Tether CEO Paolo Ardoino is concerned that Europe’s MiCA regulations, imposed due to excessive cash reserve requirements for stablecoins, could pose systemic risks to banks.
Paolo Ardoino, the company behind Tether (USDT), the largest stablecoin by market cap, appears concerned about the new European crypto legislation known as MiCA (Markets for Crypto Assets), saying it could create “systemic risks” for banks.
In an interview with Forbes, Ardoino criticized MiCA’s requirement that stablecoin issuers hold 60% of their reserves in uninsured cash deposits, likening it to the incident Circle experienced with Silicon Valley Bank in 2023, when more than $3 billion of the $40 billion USD Coin (USDC) reserves remained with the bankrupt bank.
“I don’t want to put at risk the 300 million people who hold USDT because I have to keep 60% of it in uninsured cash deposits in a European bank,” Paolo Ardoino said in an interview.

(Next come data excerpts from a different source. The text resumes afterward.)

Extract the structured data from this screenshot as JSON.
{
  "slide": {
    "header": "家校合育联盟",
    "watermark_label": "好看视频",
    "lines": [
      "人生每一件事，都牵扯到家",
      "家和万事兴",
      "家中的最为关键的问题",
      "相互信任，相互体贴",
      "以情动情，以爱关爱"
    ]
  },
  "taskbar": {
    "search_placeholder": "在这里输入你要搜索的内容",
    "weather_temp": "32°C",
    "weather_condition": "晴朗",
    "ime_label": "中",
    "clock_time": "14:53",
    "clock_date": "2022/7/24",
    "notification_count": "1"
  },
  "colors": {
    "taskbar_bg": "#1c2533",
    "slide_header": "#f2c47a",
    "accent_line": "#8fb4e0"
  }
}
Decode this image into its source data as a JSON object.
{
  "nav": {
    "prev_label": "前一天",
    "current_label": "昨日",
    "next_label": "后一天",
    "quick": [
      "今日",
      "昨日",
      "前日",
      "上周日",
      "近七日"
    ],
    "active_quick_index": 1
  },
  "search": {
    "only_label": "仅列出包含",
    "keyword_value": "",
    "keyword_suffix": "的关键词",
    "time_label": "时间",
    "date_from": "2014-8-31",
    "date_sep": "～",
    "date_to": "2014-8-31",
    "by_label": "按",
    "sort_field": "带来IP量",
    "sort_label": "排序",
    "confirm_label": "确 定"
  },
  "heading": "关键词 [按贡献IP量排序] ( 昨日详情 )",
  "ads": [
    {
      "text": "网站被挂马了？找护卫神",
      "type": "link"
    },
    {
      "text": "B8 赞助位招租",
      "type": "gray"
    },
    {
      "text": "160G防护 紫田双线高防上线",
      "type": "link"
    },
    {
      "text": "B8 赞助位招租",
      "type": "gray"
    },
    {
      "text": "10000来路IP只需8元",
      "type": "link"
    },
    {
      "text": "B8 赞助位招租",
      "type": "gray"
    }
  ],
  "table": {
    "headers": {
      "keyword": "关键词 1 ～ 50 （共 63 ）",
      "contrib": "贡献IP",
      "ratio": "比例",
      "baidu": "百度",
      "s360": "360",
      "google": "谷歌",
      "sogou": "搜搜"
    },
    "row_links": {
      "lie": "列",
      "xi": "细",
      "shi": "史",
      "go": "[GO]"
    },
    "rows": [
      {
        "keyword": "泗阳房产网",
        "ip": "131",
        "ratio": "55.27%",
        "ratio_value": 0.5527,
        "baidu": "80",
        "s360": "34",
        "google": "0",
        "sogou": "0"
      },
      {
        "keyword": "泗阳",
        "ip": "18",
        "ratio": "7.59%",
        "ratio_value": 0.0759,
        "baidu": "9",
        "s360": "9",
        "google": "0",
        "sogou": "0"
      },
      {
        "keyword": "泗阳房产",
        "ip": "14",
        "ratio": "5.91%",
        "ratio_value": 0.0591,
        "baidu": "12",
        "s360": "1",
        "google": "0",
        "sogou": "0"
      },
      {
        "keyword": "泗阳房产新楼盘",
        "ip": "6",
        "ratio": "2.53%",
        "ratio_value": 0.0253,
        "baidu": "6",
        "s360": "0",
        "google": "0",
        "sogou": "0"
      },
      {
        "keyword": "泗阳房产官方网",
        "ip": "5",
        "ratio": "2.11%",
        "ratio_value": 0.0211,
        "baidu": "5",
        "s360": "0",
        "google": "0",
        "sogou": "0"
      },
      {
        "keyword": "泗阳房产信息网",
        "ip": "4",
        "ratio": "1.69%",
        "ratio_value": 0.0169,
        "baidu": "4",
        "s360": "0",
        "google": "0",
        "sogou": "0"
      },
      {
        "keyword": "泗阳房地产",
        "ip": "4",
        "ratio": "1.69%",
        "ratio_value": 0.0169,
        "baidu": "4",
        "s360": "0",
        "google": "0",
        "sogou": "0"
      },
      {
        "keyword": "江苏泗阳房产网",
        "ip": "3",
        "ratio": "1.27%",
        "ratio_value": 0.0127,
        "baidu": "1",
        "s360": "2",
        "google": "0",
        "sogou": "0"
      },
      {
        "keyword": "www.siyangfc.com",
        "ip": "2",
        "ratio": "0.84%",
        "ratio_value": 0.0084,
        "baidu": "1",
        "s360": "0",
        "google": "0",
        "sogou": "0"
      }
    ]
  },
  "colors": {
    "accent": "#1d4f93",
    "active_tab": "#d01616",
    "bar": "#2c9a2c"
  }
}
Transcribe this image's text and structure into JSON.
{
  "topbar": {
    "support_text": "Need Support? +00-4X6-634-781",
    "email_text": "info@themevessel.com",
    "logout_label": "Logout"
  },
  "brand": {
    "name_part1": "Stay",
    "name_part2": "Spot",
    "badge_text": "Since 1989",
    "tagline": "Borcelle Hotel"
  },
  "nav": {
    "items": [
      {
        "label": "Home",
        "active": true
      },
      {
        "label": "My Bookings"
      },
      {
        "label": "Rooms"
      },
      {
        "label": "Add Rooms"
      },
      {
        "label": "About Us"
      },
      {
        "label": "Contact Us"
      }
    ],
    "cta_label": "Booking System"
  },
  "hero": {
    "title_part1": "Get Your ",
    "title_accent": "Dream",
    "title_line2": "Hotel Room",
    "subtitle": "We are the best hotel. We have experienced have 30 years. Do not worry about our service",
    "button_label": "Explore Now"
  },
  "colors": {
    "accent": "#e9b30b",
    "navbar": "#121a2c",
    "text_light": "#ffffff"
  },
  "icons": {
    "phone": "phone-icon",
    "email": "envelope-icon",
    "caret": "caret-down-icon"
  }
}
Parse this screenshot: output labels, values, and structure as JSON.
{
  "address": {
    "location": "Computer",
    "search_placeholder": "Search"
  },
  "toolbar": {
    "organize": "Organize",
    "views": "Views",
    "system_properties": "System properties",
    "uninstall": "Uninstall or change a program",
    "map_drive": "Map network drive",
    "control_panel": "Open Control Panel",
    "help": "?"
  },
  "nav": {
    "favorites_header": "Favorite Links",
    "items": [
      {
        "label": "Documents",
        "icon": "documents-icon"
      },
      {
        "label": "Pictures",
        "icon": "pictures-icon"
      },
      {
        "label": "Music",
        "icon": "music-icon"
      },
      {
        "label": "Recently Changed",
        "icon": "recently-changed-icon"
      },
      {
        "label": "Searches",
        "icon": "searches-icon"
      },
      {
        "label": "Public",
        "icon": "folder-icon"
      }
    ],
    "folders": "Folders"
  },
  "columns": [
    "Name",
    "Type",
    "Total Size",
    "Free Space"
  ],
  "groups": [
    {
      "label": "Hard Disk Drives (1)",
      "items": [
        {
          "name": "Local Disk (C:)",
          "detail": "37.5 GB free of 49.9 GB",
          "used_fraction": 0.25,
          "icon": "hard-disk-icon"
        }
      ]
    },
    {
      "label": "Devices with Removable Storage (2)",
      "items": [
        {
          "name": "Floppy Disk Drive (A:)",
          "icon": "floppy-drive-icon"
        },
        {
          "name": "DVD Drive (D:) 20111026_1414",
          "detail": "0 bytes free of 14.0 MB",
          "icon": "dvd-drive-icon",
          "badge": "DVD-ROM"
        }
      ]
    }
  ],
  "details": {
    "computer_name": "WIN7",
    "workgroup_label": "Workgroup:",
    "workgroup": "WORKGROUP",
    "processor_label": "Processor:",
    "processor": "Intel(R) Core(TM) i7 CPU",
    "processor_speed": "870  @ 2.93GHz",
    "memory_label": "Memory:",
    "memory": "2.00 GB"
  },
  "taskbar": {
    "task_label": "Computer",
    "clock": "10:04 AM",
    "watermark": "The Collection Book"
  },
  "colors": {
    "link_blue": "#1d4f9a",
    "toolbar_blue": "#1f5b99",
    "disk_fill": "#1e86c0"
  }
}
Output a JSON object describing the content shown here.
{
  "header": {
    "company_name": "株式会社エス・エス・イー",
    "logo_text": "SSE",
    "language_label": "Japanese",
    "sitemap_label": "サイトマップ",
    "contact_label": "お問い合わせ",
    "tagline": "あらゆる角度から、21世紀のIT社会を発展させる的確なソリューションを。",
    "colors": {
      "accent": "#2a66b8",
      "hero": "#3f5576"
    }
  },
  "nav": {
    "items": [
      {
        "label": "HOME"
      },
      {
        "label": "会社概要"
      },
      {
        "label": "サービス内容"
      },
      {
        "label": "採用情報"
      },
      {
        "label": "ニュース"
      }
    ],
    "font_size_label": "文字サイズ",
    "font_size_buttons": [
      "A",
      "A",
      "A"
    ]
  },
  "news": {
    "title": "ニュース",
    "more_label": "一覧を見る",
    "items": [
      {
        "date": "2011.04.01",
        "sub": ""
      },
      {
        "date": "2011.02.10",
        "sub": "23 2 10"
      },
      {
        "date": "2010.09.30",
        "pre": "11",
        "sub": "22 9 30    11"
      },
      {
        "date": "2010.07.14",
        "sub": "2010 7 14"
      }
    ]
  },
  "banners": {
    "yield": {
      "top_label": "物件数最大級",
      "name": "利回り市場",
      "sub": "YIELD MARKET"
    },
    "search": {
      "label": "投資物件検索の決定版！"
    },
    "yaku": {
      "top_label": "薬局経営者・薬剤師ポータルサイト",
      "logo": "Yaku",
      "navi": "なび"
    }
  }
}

“Everyone will blame stablecoins”
The Tether CEO argued that MiCA’s high reserve requirement could exacerbate rather than reduce risks, noting that the regulation also creates “restrictions on how much you can trade or earn.”
“People have asked me if I’m concerned about that. I’m not. That’s a restriction to create a sandbox or a testbed, and that’s fine. That restriction increases or decreases the risk. Conversely, a 60% cash deposit requirement increases the risk,” he explained.
Ardoino also touched on the potential pitfalls of the regulation, saying it could lead to European banks facing “systemic risk” due to liquidity pressures caused by large-scale repayments.
The Tether CEO illustrated this with a scenario where a $10 billion stablecoin would need to hold $6 billion in cash deposits, allowing banks to lend out 90% of that amount. That would leave only $600 million on their balance sheets. If a $2 billion repayment demand were to materialize, similar to the pressure Tether faced in 2022, the bank would be left struggling with only $600 million in reserves, Ardoino noted, which could lead to insolvency.
“Everyone will blame stablecoins, but more importantly, this way you can prove it and it is easy to understand that such a requirement from MICA will create a systemic risk for European banks,” the Tether CEO said.